A higher amount of wax for those leaves that were developed under elevated CO₂ with UV-B radiation might have reduced the amount of incident UV-B radiation penetrating the plant tissue. The reduction in UV-B penetration most likely caused minor damage to the plants, which continued their relatively normal developmental process without a considerable loss in final yield. Qaderi and Reid [39] reported similar results under +UV-B + CO₂ treatment in Brassica napus. In contrast to our findings, Martel et al. [97] observed higher epicuticular wax in leaves of Brassica napus under high temperatures, and Steinmüller and Tevini [98] reported that enhanced UV-B radiation increased wax content by 23% in barley and 28% in the bean. In a study by Gonzalez et al. [99], six pea genotypes differing in their surface waxiness showed increased wax content under 6.5 kJ m⁻² per day UV-B radiation. Higher wax content on the leaves of plants exposed to UV-B radiation indicates the importance of this chemical in plant defense mechanisms against environmental stresses. Both kale and mustard produced less wax content under high UV-B levels, pointing toward their weaker chemical defense against abiotic stresses.

The combined stress response index used in this study integrates the morphological and physiological responses, which reflect the overall sensitivity of kale and mustard to multiple stress conditions.
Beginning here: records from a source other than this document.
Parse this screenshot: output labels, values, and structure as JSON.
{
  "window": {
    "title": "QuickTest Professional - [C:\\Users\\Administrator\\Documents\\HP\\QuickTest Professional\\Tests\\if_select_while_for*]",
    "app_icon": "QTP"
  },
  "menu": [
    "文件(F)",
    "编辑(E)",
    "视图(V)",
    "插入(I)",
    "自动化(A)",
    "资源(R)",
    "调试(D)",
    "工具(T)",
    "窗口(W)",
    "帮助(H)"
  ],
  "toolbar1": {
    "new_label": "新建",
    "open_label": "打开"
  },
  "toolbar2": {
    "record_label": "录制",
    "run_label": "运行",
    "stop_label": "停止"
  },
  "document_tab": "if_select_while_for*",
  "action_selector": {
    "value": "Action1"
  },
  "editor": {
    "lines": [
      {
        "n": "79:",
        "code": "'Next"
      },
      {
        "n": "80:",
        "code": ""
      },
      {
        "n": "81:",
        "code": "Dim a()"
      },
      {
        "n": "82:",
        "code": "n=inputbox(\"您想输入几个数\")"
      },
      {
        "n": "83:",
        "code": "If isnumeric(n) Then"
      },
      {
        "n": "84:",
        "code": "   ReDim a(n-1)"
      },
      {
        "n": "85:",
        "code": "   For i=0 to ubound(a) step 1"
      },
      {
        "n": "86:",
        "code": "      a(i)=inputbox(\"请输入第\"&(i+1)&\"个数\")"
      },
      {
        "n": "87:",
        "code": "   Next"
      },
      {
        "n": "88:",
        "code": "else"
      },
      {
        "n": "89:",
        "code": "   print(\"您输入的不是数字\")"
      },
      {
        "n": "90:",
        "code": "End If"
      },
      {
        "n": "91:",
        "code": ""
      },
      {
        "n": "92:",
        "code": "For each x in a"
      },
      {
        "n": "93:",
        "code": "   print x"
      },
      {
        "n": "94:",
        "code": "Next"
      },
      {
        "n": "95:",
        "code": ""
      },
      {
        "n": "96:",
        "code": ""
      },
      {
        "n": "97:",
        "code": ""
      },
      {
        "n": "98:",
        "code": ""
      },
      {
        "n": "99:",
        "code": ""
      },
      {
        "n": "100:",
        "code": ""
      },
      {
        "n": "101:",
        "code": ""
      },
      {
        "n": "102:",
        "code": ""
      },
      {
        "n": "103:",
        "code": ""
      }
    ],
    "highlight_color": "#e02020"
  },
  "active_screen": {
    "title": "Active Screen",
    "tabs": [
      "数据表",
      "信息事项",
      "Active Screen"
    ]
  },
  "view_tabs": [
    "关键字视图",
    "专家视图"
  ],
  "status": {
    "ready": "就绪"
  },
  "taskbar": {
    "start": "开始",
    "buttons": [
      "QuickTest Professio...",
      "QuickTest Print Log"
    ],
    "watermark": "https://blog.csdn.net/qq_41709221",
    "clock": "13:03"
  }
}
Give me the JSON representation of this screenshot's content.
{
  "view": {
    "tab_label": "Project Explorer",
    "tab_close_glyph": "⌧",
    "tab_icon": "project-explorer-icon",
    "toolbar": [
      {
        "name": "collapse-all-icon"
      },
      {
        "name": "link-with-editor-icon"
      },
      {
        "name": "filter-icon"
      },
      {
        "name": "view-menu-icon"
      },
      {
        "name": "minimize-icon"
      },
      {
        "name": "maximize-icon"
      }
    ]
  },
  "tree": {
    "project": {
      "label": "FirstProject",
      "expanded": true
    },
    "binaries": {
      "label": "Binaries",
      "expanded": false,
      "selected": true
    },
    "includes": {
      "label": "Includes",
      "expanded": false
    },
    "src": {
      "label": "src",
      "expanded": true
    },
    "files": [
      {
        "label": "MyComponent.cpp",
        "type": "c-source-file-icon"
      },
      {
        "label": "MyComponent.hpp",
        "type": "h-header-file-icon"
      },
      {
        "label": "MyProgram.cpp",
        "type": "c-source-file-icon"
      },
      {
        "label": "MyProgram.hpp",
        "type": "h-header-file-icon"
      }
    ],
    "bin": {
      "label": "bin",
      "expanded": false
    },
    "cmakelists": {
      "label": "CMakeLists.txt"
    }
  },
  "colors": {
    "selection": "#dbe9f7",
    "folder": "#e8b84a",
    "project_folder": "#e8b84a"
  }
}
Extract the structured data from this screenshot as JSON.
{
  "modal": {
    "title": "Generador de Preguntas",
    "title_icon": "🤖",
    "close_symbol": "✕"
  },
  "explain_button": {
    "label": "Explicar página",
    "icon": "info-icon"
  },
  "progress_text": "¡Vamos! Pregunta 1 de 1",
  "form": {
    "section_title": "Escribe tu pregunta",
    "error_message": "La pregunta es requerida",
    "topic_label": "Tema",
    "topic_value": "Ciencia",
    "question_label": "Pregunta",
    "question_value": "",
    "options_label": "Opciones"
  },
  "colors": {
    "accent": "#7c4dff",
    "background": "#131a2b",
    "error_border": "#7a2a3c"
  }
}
The lowest CSRI value for both crops was observed under +T treatment, suggesting higher harmful effects of high-temperature treatment on all the parameters. The highest value for kale observed under +UV-B + CO₂ treatment and for mustard under +T + CO₂ treatment indicate the positive impacts of elevated CO₂ concentrations.

5. Conclusions

Most current studies on plant stress response have mainly focused on the effect of individual stresses. However, combined, and sequential stress responses must be thoroughly studied to gain a meaningful understanding. The interaction of temperature stress, elevated CO₂, and UV-B levels significantly impacted kale and mustard plants’ morphological and physiological processes. High temperature and UV-B conditions had considerable detrimental effects on most of the parameters while, under elevated CO₂ concentration, a positive increase in all morphological and physiological traits was observed. This study recommends that varying the temperature and UV-B radiation levels in kale and mustard plants would significantly affect the growth and developmental rates and biochemistry compared to increasing the CO₂ concentrations, which mitigates the constraining effects of temperature and UV-B stress. Farmers and researchers should, thus, attach much more importance to optimizing environmental conditions to enhance vegetable production [100,101]. Vegetables, such as kale and mustard, have been widely recommended in people’s daily diets as they provide various healthy compounds, such as antioxidants, vitamins, minerals, and dietary fiber [102]. Therefore, more research needs to be focused on the effect of multiple stresses on the nutritional quality of leafy vegetables.